# Ligonier resources on abortion



## reaganmarsh (Jan 22, 2016)

Greetings PB brethren,

Abortion can be a painful issue for many people. R.C. Sproul has done a great service for the Church in putting together both an ebook and an online course addressing the issue. They're available free here:

http://www.ligonier.org/blog/abortion-ligonier-connect-free/

There's also a helpful article on God's forgiveness after an abortion: 

http://www.ligonier.org/blog/can-i-be-forgiven-if-ive-had-abortion/

May God grant us grace as we speak for unborn image-bearers and minister to the people affected by its presence.


----------



## reaganmarsh (Jan 22, 2016)

I'm also remembering a couple of other resources on this topic. 

Chapel Library's Free Grace Broadcaster on the subject: http://www.chapellibrary.org/book/aborfg/abortion--_-free-grace-broadcaster-220

And Joel Beeke's booklet: http://www.chapellibrary.org/book/iars/is-abortion-really-so-bad?

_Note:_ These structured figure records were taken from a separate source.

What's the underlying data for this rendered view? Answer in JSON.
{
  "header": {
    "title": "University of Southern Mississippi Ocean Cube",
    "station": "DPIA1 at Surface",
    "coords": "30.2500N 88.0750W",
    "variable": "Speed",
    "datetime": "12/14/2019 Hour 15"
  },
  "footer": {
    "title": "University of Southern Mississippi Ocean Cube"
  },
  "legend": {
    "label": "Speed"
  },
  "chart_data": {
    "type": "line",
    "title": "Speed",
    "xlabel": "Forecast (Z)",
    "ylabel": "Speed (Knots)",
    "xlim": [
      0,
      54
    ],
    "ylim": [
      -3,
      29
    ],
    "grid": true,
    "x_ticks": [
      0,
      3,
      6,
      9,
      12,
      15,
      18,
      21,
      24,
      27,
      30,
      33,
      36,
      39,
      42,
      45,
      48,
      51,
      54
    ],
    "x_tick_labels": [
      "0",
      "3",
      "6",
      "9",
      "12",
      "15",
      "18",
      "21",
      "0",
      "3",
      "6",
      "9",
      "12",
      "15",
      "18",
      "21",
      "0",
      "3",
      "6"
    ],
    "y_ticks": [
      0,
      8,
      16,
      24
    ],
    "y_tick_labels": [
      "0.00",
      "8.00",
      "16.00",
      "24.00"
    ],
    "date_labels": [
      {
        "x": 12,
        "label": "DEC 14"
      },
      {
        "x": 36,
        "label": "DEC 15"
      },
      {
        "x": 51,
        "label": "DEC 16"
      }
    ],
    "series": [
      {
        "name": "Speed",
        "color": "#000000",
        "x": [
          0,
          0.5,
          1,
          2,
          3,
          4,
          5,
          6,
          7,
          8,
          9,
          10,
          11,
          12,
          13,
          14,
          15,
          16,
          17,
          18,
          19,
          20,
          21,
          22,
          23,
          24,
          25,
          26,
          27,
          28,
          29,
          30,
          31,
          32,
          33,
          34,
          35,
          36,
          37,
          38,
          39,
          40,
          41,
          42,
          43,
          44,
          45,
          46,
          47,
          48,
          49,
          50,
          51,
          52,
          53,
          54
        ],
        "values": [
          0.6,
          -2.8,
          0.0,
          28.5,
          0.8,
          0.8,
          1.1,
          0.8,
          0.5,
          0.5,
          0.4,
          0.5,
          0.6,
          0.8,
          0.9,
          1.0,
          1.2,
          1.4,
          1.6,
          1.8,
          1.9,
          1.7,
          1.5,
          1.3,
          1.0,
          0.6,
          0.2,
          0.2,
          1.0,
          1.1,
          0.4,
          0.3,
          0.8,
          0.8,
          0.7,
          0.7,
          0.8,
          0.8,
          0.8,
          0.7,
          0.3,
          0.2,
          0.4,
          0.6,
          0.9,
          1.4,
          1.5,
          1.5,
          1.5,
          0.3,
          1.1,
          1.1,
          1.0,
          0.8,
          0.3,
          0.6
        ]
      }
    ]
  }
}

(Both may be downloaded or ordered for free from Chapel Library).


----------



## Vox Oculi (Jan 22, 2016)

Well, I guess I'm just going to be building a virtual library because of your links.


----------



## reaganmarsh (Jan 22, 2016)

Brother, I don't always have the cash for the printed volumes (though I GREATLY prefer them!) -- so when I can find the e-version for free, I like to share! 

I hope they help!


----------